In a study of 130 individuals with rosacea, the researchers found that 64 patients reported having a relative with rosacea, and they were able to identify 90 affected relatives of these patients throughout six generations. In the majority of cases, the affected relatives were clinically examined, and photos were obtained for those not available for consultation. The researchers also collected information on the signs and symptoms and the severity of the disease among the sufferers, as well as demographic and lifestyle characteristics.
The smallest number of affected relatives, about 15%, were horizontal, or indirect, connections, including siblings, cousins, aunts/uncles and nephews/nieces. In contrast, about 62% were vertical connections, including a direct relationship to the study subject through six generations, from great-grandparents through grandchildren. About 23% of subjects had relatives with both indirect and direct connections.
Among the original 64 study subjects who had affected relatives, 44% had persistent redness and/or visible blood vessels, 41% had redness plus bumps and pimples, and 14% and 1.6% had ocular manifestations and skin thickening, respectively.

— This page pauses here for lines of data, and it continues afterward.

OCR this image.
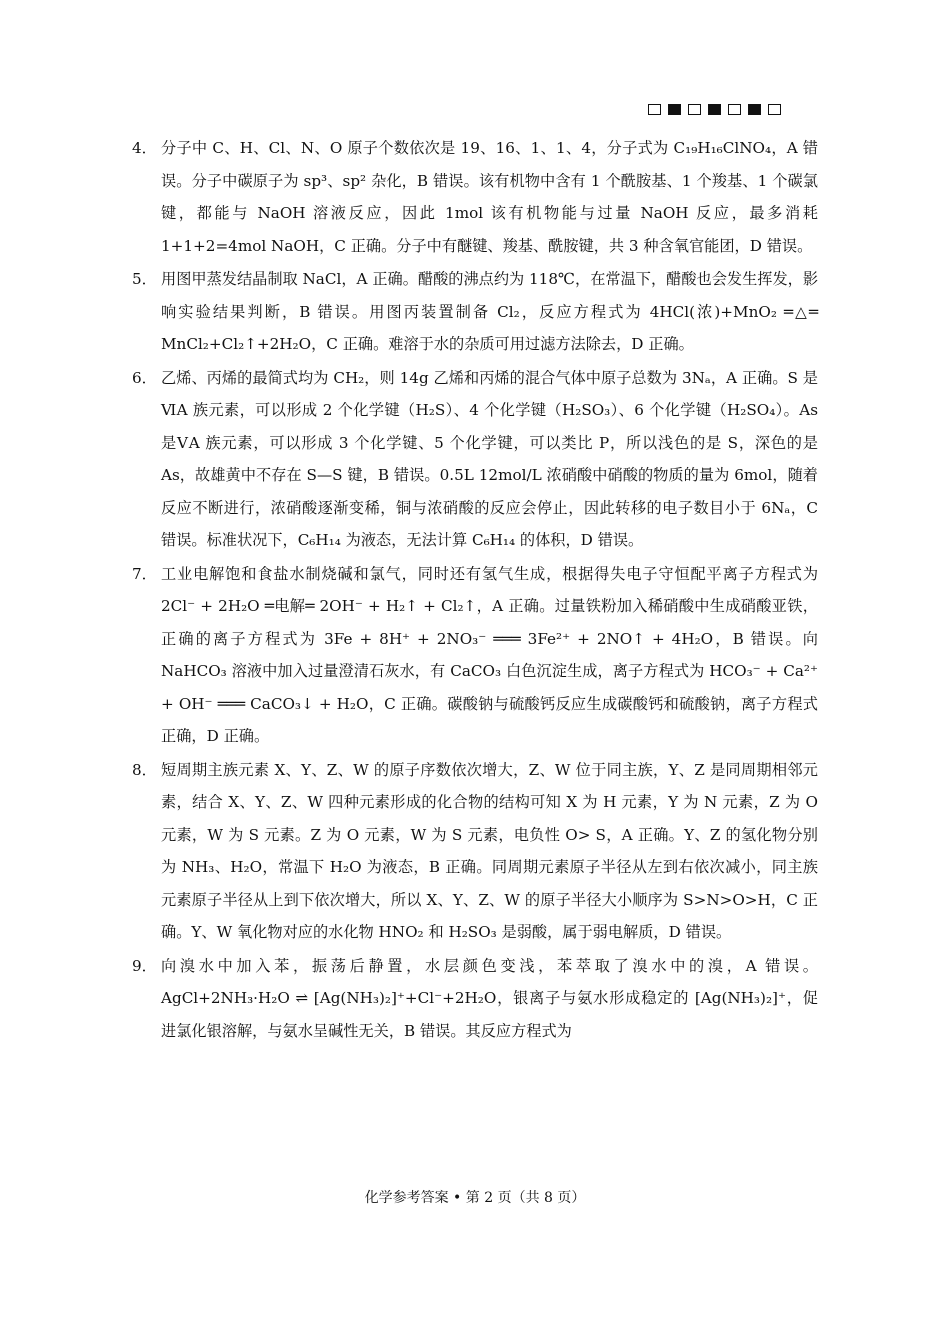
4． 分子中 C、H、Cl、N、O 原子个数依次是 19、16、1、1、4，分子式为 C₁₉H₁₆ClNO₄，A 错误。分子中碳原子为 sp³、sp² 杂化，B 错误。该有机物中含有 1 个酰胺基、1 个羧基、1 个碳氯键，都能与 NaOH 溶液反应，因此 1mol 该有机物能与过量 NaOH 反应，最多消耗 1+1+2=4mol NaOH，C 正确。分子中有醚键、羧基、酰胺键，共 3 种含氧官能团，D 错误。
5． 用图甲蒸发结晶制取 NaCl，A 正确。醋酸的沸点约为 118℃，在常温下，醋酸也会发生挥发，影响实验结果判断，B 错误。用图丙装置制备 Cl₂，反应方程式为 4HCl(浓)+MnO₂ ═△═ MnCl₂+Cl₂↑+2H₂O，C 正确。难溶于水的杂质可用过滤方法除去，D 正确。
6． 乙烯、丙烯的最简式均为 CH₂，则 14g 乙烯和丙烯的混合气体中原子总数为 3Nₐ，A 正确。S 是ⅥA 族元素，可以形成 2 个化学键（H₂S）、4 个化学键（H₂SO₃）、6 个化学键（H₂SO₄）。As 是ⅤA 族元素，可以形成 3 个化学键、5 个化学键，可以类比 P，所以浅色的是 S，深色的是 As，故雄黄中不存在 S—S 键，B 错误。0.5L 12mol/L 浓硝酸中硝酸的物质的量为 6mol，随着反应不断进行，浓硝酸逐渐变稀，铜与浓硝酸的反应会停止，因此转移的电子数目小于 6Nₐ，C 错误。标准状况下，C₆H₁₄ 为液态，无法计算 C₆H₁₄ 的体积，D 错误。
7． 工业电解饱和食盐水制烧碱和氯气，同时还有氢气生成，根据得失电子守恒配平离子方程式为 2Cl⁻ + 2H₂O ═电解═ 2OH⁻ + H₂↑ + Cl₂↑，A 正确。过量铁粉加入稀硝酸中生成硝酸亚铁，正确的离子方程式为 3Fe + 8H⁺ + 2NO₃⁻ ═══ 3Fe²⁺ + 2NO↑ + 4H₂O，B 错误。向 NaHCO₃ 溶液中加入过量澄清石灰水，有 CaCO₃ 白色沉淀生成，离子方程式为 HCO₃⁻ + Ca²⁺ + OH⁻ ═══ CaCO₃↓ + H₂O，C 正确。碳酸钠与硫酸钙反应生成碳酸钙和硫酸钠，离子方程式正确，D 正确。
8． 短周期主族元素 X、Y、Z、W 的原子序数依次增大，Z、W 位于同主族，Y、Z 是同周期相邻元素，结合 X、Y、Z、W 四种元素形成的化合物的结构可知 X 为 H 元素，Y 为 N 元素，Z 为 O 元素，W 为 S 元素。Z 为 O 元素，W 为 S 元素，电负性 O> S，A 正确。Y、Z 的氢化物分别为 NH₃、H₂O，常温下 H₂O 为液态，B 正确。同周期元素原子半径从左到右依次减小，同主族元素原子半径从上到下依次增大，所以 X、Y、Z、W 的原子半径大小顺序为 S>N>O>H，C 正确。Y、W 氧化物对应的水化物 HNO₂ 和 H₂SO₃ 是弱酸，属于弱电解质，D 错误。
9． 向溴水中加入苯，振荡后静置，水层颜色变浅，苯萃取了溴水中的溴，A 错误。AgCl+2NH₃·H₂O ⇌ [Ag(NH₃)₂]⁺+Cl⁻+2H₂O，银离子与氨水形成稳定的 [Ag(NH₃)₂]⁺，促进氯化银溶解，与氨水呈碱性无关，B 错误。其反应方程式为
化学参考答案 • 第 2 页（共 8 页）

Rosacea was considered mild in 33% of the cases, moderate in 55% and severe in 13%. A statistically significant association was found between alcohol use and those with the redness plus bumps and pimples.
Of the 90 affected relatives, 50% experienced redness, 36% had redness plus bumps and pimples, and 11% and 3.5% had ocular manifestations and skin thickening, respectively. Among the relatives, rosacea was considered mild in 44%, moderate in 47% and severe in 10%. Male gender was significantly associated with thickened skin.
A family member with rosacea may alert other members who may be unaware they have a facial disorder that can be treated, the researchers noted. For example, they found that 12 elderly relatives who had mild redness thought they had a familial “complexion” rather than a specific disease and therefore never sought medical help.
Dall’oglio F, Fusto C, Micali G. Intrafamilial transmission of rosacea spanning six generations: a retrospective observational study. J Clin Aesthet Dermatol 2022;15(2):35-39.